Rio - O baixinho invocado, que ganhou fama nos anos 80 pelos dribles desconcertantes que aplicava nos tempos da Máquina Tricolor, deu uma guinada de 180 graus. Há dois anos, o ex-ponta-esquerda Gilson Gênio concilia a vida de treinador com a de pastor da Igreja Assembleia de Deus, em Jesuítas, na distante região de Santa Cruz. Pastor atuante, o ex-jogador prega o evangelho com fervor e dá testemunho diário da palavra de Deus.
“Era católico roxo, fiz primeira comunhão, fui coroinha, ia à missa, mas me sentia vazio. Um dia, tive vontade de entrar em uma igreja evangélica e chorei. Achei que não era merecedor de tudo que Deus havia me dado. Há oito anos aceitei Jesus na minha vida e tudo mudou”, revela.

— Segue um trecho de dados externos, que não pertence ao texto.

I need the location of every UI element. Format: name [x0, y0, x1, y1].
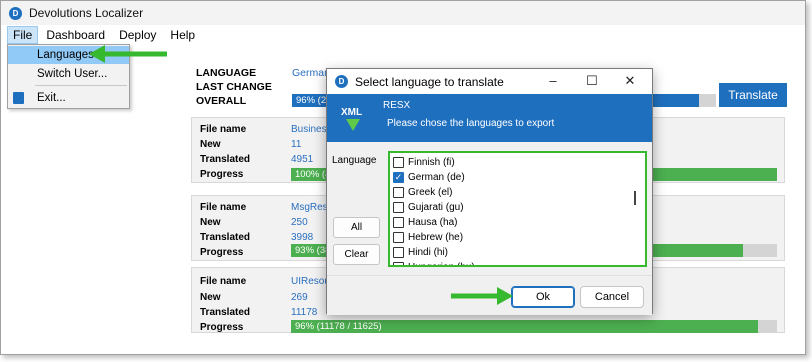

Mas a transição para a vida religiosa não foi fácil. “Era técnico do Fluminense aqui fora, mas na igreja era diácono, fazia de tudo, até faxina. Depois fiquei mais de um ano ano desempregado. Nesse período, Deus transformou minha vida. Ele me levou para a Série C e hoje estou recomeçando”, acredita o treinador, que há um mês deixou o comando do São Pedro, da Região dos Lagos.
O desemprego, porém, não lhe tirou a fé:“Estou na Série C, mas Deus não tirou José do cárcere para elevar a governador do Egito? Então, Deus pode me tirar da Terceira Divisão e me colocar novamente em um clube grande. Se não for de treinador pode ser para observar jogadores.”
Experiência não lhe falta para desempenhar qualquer função no futebol. Se a carreira de treinador ainda não decolou, na base Gilson fez bons trabalhos no Fluminense e Botafogo. Como jogador, nem se fala. “No Flu fui bicampeão carioca em 75 e 76 com a Máquina. “Sempre digo que era o 12º jogador daquele time incrível”.
Gilson também brilhou no Bangu, onde foi vice-campeão brasileiro, em 85, e no América, onde sagrou-se Campeão dos Campeões, em 82. “Fiz o gol do último título do América, na final contra o Guarani (2 a 1). Ganhei uma TV colorida. Fiquei marcado”, lembra Gilson, que é sempre questionado sobre a origem do sobrenome que virou sua marca registrada.
“Foi por causa de um jogo com o Vasco em que dei vários dribles desconcertantes. Os torcedores da Ilha-Flu acharam as jogadas geniais e colocaram a faixa “Gilson Gênio no jogo seguinte. Como achei um exagero dizia que era Gênio, porque cabia na lâmpada”, diverte-se.
Sem jantar na casa do ídolo Rivellino
Nos tempos em que era o 12º jogador da Máquina Tricolor, Gilson Gênio tinha Rivellino como maior ídolo. E admite que tentava imitá-lo. “Eu era o Rivellino dos juniores, baixinho, dava o drible passando a perna por cima da bola, meio invocado. Via ele jogar e tentava fazer igual”, confessa.
Com o tempo a admiração virou amizade, apesar de Gênio recusar os convites para jantar na casa do craque.“Vinha o prato todo arrumado com aquele bolinho pequeno de comida e eu envergonhado, não repetia. Saia correndo para pegar o jantar da concentração. Naquela época, comia muito”.
Goleada de 5 a 0 no Santa Cruz entrou para a história
Apesar dos títulos por Fluminense, América, Grêmio e Inter de Limeira, foi com a camisa do Bahia que Gilson Gênio viveu seu dia de glória. A inesquecível goleada por 5 a 0 no Santa Cruz ainda é lembrada. Como havia perdido o primeiro jogo por 4 a 0, o time baiano precisava vencer por diferença de cinco gols para avançar no Campeonato Brasileiro de 81.
“Ganhamos de 5 a 0 e eu fiz dois gols. Foi uma das maiores emoções da minha carreira. Quando começou o jogo não tinha ninguém, estava todo mundo na praia. Quando acabou, a Fonte Nova foi invadida, parecia título. Foi um jogo histórico”.
Sobre o dia mais triste da carreira, Gilson não hesita: “Joguei 32 dos 34 jogos em que a Inter de Limeira foi campeã paulista, em 86. Fui sacado para o Lê, que era da cidade, entrar. Teve um papo que a entrada dele foi patrocinada. Deixa para lá”.